Following this, Đào Duy Anh’s “self-criticism” was published in the official Communist Party newspaper, Nhân Dân. He lost his position at the university where he was working and was transferred to the Institute of History. One of his sons, meanwhile, was “exiled” to Thái Nguyên for a decade.
As for Minh Tranh, something eventually went wrong in his life as well. In 1963, the same year that a collection of his writings was published in the People’s Republic of China, Minh Tranh was sent to study for two years at the Vietnamese Communist Party school, Trường Nguyễn Ái Quốc.

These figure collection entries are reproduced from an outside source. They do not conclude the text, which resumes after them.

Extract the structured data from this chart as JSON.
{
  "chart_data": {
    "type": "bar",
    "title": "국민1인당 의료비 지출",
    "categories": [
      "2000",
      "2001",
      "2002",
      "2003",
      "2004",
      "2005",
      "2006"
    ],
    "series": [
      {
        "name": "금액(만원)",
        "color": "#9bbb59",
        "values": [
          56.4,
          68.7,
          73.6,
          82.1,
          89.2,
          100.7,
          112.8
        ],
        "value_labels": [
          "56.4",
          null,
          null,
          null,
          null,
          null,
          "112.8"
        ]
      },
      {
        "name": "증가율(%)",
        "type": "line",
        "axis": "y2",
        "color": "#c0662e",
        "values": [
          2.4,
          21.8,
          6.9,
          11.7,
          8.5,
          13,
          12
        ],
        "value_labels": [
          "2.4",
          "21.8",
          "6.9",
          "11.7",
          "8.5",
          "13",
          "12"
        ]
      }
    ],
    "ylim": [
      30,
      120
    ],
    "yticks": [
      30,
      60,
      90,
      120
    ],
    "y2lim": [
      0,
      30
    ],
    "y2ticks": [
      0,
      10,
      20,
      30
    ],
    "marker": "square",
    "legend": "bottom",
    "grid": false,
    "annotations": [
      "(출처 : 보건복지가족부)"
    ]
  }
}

Following that period of study, Minh Tranh was sent to the provinces where he spent the period from 1965 until 1972 working in the Department of Agriculture of the Provincial Committee of Nam Hà (Ban Nông nghiệp Tỉnh uỷ Nam Hà).
For an intellectual who in the 1950s sought to determine how Vietnamese history would be taught in schools. . . this new job was clearly not a promotion.
So what happened to Minh Tranh?
I have no idea. What I do know, is that the Marxist theory that he promoted in the 1950s was abandoned by the early 1970s. Why did that happen?
Pelley doesn’t have a clear answer for this in her book, other than to say that the theory didn’t work so people gave up.
I don’t think the answer to this question can be found entirely at the academic level. There are events that happened at the personal and political levels in the late 1950s and early 1960s that influenced how historians engaged in their work after that, including all of the way up until the present day.
The field of historical scholarship in Vietnam today is an outgrowth of the field of historical scholarship in North Vietnam.
Something went wrong back then, but whatever happened then is not talked about today.
As such, the field of historical scholarship in Vietnam today is like a family that has some “crime” in its background. But since this is a crime that happened “within the family,” the elders in the family have decided not to talk about it.
So the children today don’t know why things are the way they are, but they can probably tell that something is not right. This is because the shadow of the past still casts its darkness over the world of the present.